With ministers set to announce on Monday the places that will benefit from the much-trumpeted £2bn regional growth fund, there is a real sense that this government is serious about putting fuel in the tank of regional economies.
The fact that there are barely 300 days to go until a General Election is not a coincidence, of course. Nevertheless, from Leeds to Liverpool – and beyond – there is a belief that ministers want to devolve power and accountability to a more local level. And it’s been decades since that happened.
At the International Festival of Business in Liverpool this week, Manchester city council chief executive Sir Howard Bernstein talked enthusiastically about ministers’ commitment to decentralisation. Liverpool mayor Joe Anderson echoed George Osborne’s belief that the big cities of the North of England were stronger together. And at Estates Gazette’s Question Time in Leeds on Wednesday the liveliest part of the debate concerned regional transport issues, again something that the chancellor put at the heart of his ambition to create a Northern powerhouse.

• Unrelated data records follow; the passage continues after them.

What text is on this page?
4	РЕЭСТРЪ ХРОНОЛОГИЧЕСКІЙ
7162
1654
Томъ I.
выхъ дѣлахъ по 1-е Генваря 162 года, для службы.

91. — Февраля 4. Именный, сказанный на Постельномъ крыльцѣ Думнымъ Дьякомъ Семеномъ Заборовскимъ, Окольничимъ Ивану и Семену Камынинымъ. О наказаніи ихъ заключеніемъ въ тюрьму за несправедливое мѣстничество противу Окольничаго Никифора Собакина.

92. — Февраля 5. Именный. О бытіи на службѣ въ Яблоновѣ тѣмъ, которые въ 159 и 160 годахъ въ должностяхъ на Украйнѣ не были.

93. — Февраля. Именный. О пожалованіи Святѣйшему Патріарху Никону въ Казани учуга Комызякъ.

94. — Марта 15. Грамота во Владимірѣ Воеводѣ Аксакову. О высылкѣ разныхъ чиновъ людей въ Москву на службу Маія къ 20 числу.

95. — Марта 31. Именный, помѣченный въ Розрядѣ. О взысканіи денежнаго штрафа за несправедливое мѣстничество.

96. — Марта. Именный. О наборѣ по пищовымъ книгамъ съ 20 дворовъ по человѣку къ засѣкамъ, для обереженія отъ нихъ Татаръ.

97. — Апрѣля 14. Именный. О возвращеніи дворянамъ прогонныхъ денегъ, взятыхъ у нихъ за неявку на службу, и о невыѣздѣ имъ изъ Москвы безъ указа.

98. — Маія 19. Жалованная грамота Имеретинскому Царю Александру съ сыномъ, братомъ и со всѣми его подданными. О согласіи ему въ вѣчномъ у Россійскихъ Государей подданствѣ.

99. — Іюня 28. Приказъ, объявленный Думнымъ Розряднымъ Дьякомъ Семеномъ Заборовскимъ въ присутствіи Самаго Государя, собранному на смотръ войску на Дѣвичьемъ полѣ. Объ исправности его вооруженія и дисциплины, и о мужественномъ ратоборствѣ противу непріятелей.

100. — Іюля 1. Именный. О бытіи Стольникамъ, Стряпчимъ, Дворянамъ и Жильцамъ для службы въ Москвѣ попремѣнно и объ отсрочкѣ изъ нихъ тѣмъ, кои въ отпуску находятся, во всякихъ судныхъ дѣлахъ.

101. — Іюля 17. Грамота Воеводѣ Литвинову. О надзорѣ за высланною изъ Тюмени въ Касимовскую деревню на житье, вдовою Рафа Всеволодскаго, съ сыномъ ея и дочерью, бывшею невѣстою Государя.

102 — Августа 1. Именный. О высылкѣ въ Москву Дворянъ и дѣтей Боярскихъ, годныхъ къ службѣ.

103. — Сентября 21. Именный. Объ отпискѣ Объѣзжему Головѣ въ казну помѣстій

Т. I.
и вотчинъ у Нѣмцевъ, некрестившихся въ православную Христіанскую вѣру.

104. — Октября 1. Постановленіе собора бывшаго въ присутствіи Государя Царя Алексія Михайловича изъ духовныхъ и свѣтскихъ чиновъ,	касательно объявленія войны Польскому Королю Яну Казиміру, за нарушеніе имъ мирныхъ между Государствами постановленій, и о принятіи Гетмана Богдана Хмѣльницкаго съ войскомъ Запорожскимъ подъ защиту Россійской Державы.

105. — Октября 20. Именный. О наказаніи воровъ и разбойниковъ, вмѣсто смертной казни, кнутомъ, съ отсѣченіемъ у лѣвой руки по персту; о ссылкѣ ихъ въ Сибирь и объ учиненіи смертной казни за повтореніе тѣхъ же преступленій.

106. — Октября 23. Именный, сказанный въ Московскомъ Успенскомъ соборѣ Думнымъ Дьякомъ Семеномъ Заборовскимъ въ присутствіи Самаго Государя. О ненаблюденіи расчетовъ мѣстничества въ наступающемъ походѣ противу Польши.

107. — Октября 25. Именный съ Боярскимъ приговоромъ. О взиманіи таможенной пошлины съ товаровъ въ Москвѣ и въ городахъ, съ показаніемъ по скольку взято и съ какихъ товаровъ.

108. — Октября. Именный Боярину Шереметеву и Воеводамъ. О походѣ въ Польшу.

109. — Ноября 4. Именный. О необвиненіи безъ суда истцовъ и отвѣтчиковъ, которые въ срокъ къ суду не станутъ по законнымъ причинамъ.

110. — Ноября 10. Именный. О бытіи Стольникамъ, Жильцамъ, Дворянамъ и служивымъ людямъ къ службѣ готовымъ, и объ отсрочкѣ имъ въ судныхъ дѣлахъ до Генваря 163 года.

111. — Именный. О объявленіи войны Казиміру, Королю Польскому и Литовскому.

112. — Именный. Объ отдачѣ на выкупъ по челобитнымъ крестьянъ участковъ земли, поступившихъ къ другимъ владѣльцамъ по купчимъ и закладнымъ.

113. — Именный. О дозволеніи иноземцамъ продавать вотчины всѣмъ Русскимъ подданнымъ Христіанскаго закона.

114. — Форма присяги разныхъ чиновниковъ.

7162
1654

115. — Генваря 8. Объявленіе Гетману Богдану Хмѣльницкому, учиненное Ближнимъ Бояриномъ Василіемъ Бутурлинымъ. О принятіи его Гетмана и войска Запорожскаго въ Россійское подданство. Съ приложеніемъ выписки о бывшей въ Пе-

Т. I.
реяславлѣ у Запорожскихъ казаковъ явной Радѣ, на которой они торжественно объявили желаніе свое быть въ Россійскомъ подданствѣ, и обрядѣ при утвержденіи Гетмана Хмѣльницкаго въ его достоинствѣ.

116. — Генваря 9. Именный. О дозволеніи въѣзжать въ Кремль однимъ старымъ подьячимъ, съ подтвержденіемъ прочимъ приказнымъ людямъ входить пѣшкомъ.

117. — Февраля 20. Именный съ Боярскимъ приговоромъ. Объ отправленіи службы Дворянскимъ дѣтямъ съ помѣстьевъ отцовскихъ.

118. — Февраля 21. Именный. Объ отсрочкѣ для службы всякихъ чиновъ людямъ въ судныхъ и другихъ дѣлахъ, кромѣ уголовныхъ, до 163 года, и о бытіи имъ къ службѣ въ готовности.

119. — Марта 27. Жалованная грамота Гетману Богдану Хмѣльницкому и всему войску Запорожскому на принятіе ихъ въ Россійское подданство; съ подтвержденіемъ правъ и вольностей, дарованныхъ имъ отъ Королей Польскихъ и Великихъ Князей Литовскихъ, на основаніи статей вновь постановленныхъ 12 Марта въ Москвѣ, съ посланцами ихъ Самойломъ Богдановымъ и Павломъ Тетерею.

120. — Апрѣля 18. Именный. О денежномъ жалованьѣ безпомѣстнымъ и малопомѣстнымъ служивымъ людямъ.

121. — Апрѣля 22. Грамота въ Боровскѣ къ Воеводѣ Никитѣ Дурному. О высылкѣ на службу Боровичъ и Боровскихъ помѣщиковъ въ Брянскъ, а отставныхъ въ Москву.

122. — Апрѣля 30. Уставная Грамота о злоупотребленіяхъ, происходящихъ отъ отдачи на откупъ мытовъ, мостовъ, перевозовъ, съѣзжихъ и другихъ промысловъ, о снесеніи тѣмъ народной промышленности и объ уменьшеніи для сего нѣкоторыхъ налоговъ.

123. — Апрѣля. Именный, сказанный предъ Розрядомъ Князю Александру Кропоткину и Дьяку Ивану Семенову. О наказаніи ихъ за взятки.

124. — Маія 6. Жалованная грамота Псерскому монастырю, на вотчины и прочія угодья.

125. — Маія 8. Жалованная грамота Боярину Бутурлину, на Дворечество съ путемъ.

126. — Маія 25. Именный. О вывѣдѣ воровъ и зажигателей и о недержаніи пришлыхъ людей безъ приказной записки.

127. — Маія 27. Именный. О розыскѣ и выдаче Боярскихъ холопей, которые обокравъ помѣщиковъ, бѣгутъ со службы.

Monday’s announcement will reveal where among the 39 Local Enterprise Partnerships government sees the most compelling growth prospects. And while £2bn is no small sum of money – nor is the five-year commitment to spend £10bn – to many it will never be enough.
At the IFB Sir Howard voiced the ambition of many of his peers when he called for local control of business rates. And while this government has managed to convince local authorities that it has a strong decentralist streak, for now at least it will not go that far.

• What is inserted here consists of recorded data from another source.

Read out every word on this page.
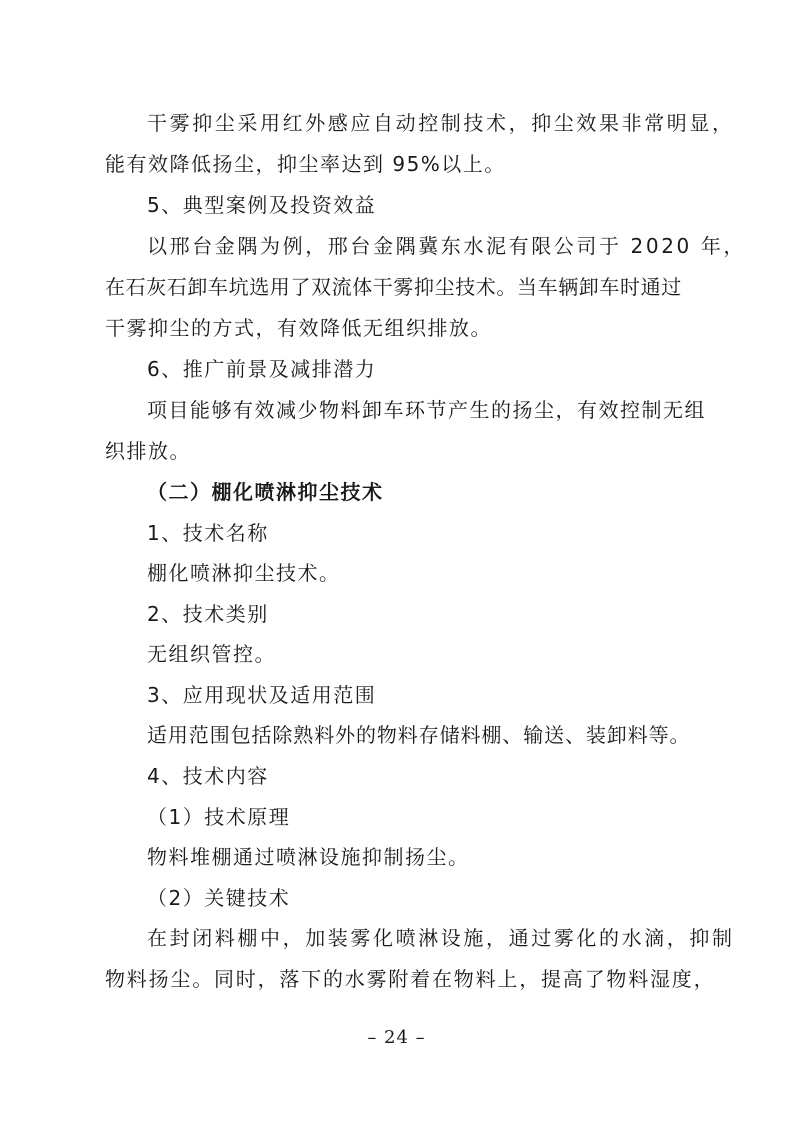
干雾抑尘采用红外感应自动控制技术，抑尘效果非常明显，
能有效降低扬尘，抑尘率达到 95%以上。
5、典型案例及投资效益
以邢台金隅为例，邢台金隅冀东水泥有限公司于 2020 年，
在石灰石卸车坑选用了双流体干雾抑尘技术。当车辆卸车时通过
干雾抑尘的方式，有效降低无组织排放。
6、推广前景及减排潜力
项目能够有效减少物料卸车环节产生的扬尘，有效控制无组
织排放。
（二）棚化喷淋抑尘技术
1、技术名称
棚化喷淋抑尘技术。
2、技术类别
无组织管控。
3、应用现状及适用范围
适用范围包括除熟料外的物料存储料棚、输送、装卸料等。
4、技术内容
（1）技术原理
物料堆棚通过喷淋设施抑制扬尘。
（2）关键技术
在封闭料棚中，加装雾化喷淋设施，通过雾化的水滴，抑制
物料扬尘。同时，落下的水雾附着在物料上，提高了物料湿度，
– 24 –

With all this talk of regional power and regional growth, the reaction of developers in the room at the IPB was revealing. Argent’s David Partridge and Bruntwood’s Chris Oglesby both warned against too much intervention. Rather than attract property investment through market-distorting incentives, they argued that the state should focus on delivering the infrastructure (transport, education, residential and social) that would encourage the private sector to invest. The idea of “build it and they will come” was a nonsense, they insisted.
Since Cameron and Osborne were in the North West last week, it was no coincidence that Ed Miliband picked Leeds – close enough and far enough removed – to deliver his promise that a Labour government would devolve £30bn of spending to the English regions. Easy for him to say now: his test would come in government. After all, in opposition politicians tend to be decentralist, in government they tend to revert to central control. Monday’s announcement may be the first evidence that the tide is turning.
¦ Congratulations to Louise Brooke-Smith, the new president of the Royal Institution of Chartered Surveyors. Brooke-Smith is a qualified urban land economist and chartered town planner. More notably she is the first female president of RICS in its 222-year history. Her presidency is timely as the industry puts overdue emphasis on the issue of diversity. It also shows how far there is to go for it to cease to be an issue.
¦ It wasn’t so long ago that London was being billed as too expensive for UK institutional investors. This week figures from Savills showed British pension funds were involved in 23% of deals between January and May this year, up from just 10% over the same period in 2013. Meanwhile, private equity firms are enjoying their strongest fundraising year since the crisis. New research from Private Equity International shows that European real estate leads the way, accounting for $24.6bn (£14.4bn) of the $56bn raised globally in the first half of the year. With more funds typically closing in the second half, all the signs are that last year’s total of $117bn will be exceeded. It’s further evidence that, in London especially, there has never been so much money seeking a home – and reassurance that property’s prospects are improving further, not weakening.
But a word of warning: as one Chinese investor tells EG this week, anti-foreign money rhetoric will slow the flow.